Red Cell Microparticles Suppress Hematoma Growth Following Intracerebral Hemorrhage in Chronic Nicotine-Exposed Rats

Abstract

Spontaneous intracerebral hemorrhage (sICH) is a disabling stroke sub-type, and tobacco use is a prominent risk factor for sICH. We showed that chronic nicotine exposure enhances bleeding post-sICH. Reduction of hematoma growth is a promising effective therapy for sICH in smoking subjects. Red-blood-cell-derived microparticles (RMPs) are hemostatic agents that limit hematoma expansion following sICH in naïve rats.
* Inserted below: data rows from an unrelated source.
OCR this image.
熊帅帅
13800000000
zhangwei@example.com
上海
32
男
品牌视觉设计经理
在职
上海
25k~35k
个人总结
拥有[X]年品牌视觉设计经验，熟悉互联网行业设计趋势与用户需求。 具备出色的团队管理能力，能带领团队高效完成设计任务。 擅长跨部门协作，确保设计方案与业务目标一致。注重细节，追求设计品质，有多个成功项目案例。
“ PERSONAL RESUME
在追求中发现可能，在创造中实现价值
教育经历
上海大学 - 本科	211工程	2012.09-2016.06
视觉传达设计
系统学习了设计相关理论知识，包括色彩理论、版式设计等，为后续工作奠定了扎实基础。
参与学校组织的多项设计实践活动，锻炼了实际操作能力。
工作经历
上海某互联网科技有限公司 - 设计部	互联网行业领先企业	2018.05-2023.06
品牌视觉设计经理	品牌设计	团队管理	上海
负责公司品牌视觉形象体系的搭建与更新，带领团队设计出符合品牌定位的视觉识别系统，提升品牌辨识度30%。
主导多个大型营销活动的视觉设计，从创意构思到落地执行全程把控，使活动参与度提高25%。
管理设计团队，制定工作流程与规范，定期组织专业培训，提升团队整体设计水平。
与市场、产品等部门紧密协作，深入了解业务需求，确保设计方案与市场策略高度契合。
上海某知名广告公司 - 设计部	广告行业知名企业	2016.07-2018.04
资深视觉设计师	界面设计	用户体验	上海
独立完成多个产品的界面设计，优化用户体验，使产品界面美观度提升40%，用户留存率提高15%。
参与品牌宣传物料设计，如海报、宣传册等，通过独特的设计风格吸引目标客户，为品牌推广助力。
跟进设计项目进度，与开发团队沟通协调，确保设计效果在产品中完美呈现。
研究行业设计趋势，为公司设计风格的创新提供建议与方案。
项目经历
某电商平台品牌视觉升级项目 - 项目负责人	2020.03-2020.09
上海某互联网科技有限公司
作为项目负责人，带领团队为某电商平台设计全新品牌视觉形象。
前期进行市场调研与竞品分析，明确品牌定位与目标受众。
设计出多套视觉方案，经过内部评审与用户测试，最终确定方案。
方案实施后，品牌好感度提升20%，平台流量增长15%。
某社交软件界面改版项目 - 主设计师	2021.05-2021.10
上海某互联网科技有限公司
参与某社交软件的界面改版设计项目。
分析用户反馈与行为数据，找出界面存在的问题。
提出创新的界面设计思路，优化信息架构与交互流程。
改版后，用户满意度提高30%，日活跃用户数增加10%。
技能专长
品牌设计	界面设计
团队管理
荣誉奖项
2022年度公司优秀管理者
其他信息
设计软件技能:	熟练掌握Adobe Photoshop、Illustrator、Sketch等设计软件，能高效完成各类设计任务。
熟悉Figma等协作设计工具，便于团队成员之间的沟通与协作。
Considering the importance of testing the efficacy of experimental drugs in animal models with a risk factor for a disease, we tested RMP efficacy and the therapeutic time window in limiting hematoma growth post-sICH in rats exposed to nicotine. Young rats were chronically treated with nicotine using osmotic pumps. sICH was induced in rats using an injection of collagenase in the right striatum. Vehicle/RMPs were administered intravenously. Hematoma volume and neurological impairment were quantified ≈24 h after sICH. Hematoma volumes in male and female nicotine-exposed rats that were treated with RMPs at 2 h post-sICH were significantly lower by 26 and 31% when compared to their respective control groups. RMP therapy was able to limit hematoma volume when administered up to 4.5 h post-sICH in animals of both sexes. Therefore, RMPs may limit hematoma growth in sICH patients exposed to tobacco use.